Após correr risco de deportação, banda russa antiguerra presa na Tailândia é liberada

Membros da Bi-2, conhecidos por suas críticas ao Kremlin e à invasão na Ucrânia, foram detidos após tocarem sem autorização

Uma banda de rock progressivo russo-belarussa com posições antiguerra e autora de versos com críticas a Vladimir Putin, que estava em turnê na Tailândia, foi ameaçada deportação para a Rússia, segundo ativistas de direitos humanos, mas conseguiu se livrar. As informações são da rede BBC.

A Human Rights Watch (HRW) saiu em defesa e pediu ao governo tailandês que não deportasse a Bi-2, alegando que os sete membros enfrentavam “perseguição” do governo russo.

A banda, que tem sete integrantes, foi detida por realizar shows não autorizados na semana passada em Phuket, uma ilha resort bastante popular entre turistas russos. Eles estavam sob custódia em Bangkok e, de acordo com um comunicado postado às 14h desta quarta-feira (31) no Facebook da banda, “todos os músicos deixaram a Tailândia em segurança e estão a caminho de Tel Aviv”, disse a nota, acrescentando que “mais detalhes” seriam dados na quinta-feira (1º).

A ONG acrescentou que o Bi-2 poderia sofrer “perseguição” ao retornar à Rússia, citando um porta-voz do Ministério das Relações Exteriores da Rússia que acusou a banda de “patrocinar o terrorismo“.

Bi-2 é famosa não apenas por sua música, mas também por suas posições críticas ao governo russo (Foto: Би-2/B-2/reprodução Facebook)

Autoridades tailandesas chegaram a considerar a possibilidade de deportação. Kriangkrai Ariyaying, superintendente do Departamento de Imigração de Phuket, mencionou que, normalmente, “isso resulta na deportação para o país de origem”, mas que também poderia ocorrer “alguma flexibilidade sobre o destino”.

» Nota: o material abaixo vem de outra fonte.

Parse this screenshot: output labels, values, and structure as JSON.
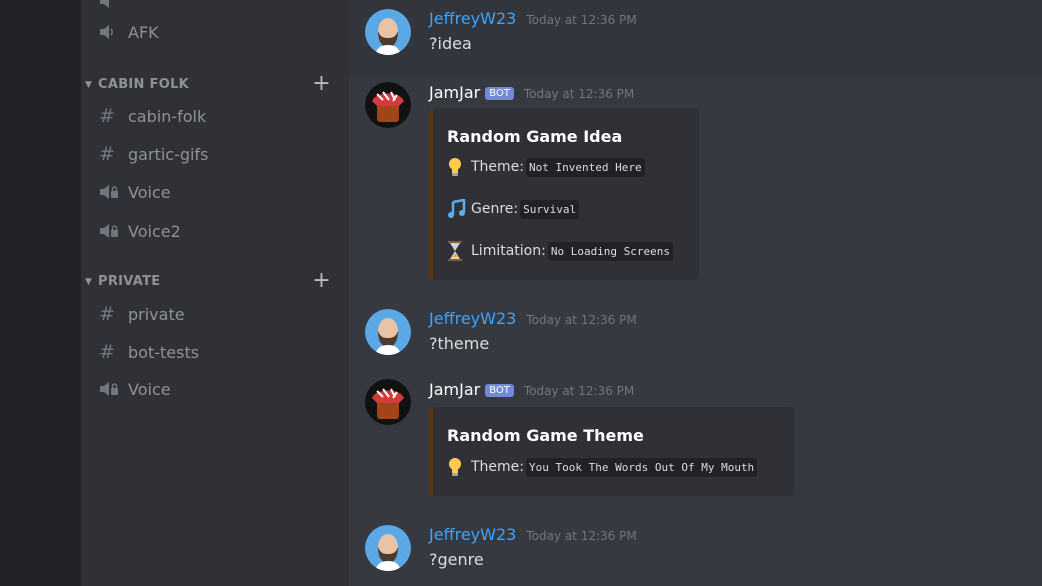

O Conselho de Segurança Nacional da Tailândia anunciou que está investigando o assunto, revisando detalhes como os nomes e nacionalidades dos membros da banda, conforme informou o ministro das Relações Exteriores Parnpree Bahiddha-Nukara aos repórteres na quarta-feira.

“Back in the U.S.S.R.”

Antes de serem liberados pelas autoridades tailandesas, a página oficial da banda no Facebook divulgou que os integrantes enfrentariam deportação após serem considerados culpados, na última sexta-feira (26), por realizar um show sem a devida autorização, mesmo tendo pago uma multa pela infração.

Pelo canal oficial da banda pelo Telegram, a produção informou que os integrantes estavam detidos em uma prisão de imigração em uma cela superlotada para 80 pessoas.

A Bi-2 tem em sua formação cidadãos russos e de dupla nacionalidade, como Israel e Austrália, portanto podem ser deportados para esses países. A Human Rights Watch alertou que os detidos que possuem apenas cidadania russa enfrentam maior risco.

As autoridades russas não se pronunciaram sobre a situação da banda e não confirmaram se buscaram a deportação dos músicos.

No entanto, a banda já foi alvo de críticas de parlamentares russos devido à sua “postura anti-russa”. Em maio de 2023, o Ministério da Justiça local rotulou o vocalista Egor Bortnik como “agente estrangeiro” por se opor à invasão russa na Ucrânia e por fazer declarações negativas sobre a Rússia, seus cidadãos e autoridades.

A banda estava em turnê fora da Rússia desde 2022, incluindo shows por toda a Europa no ano passado.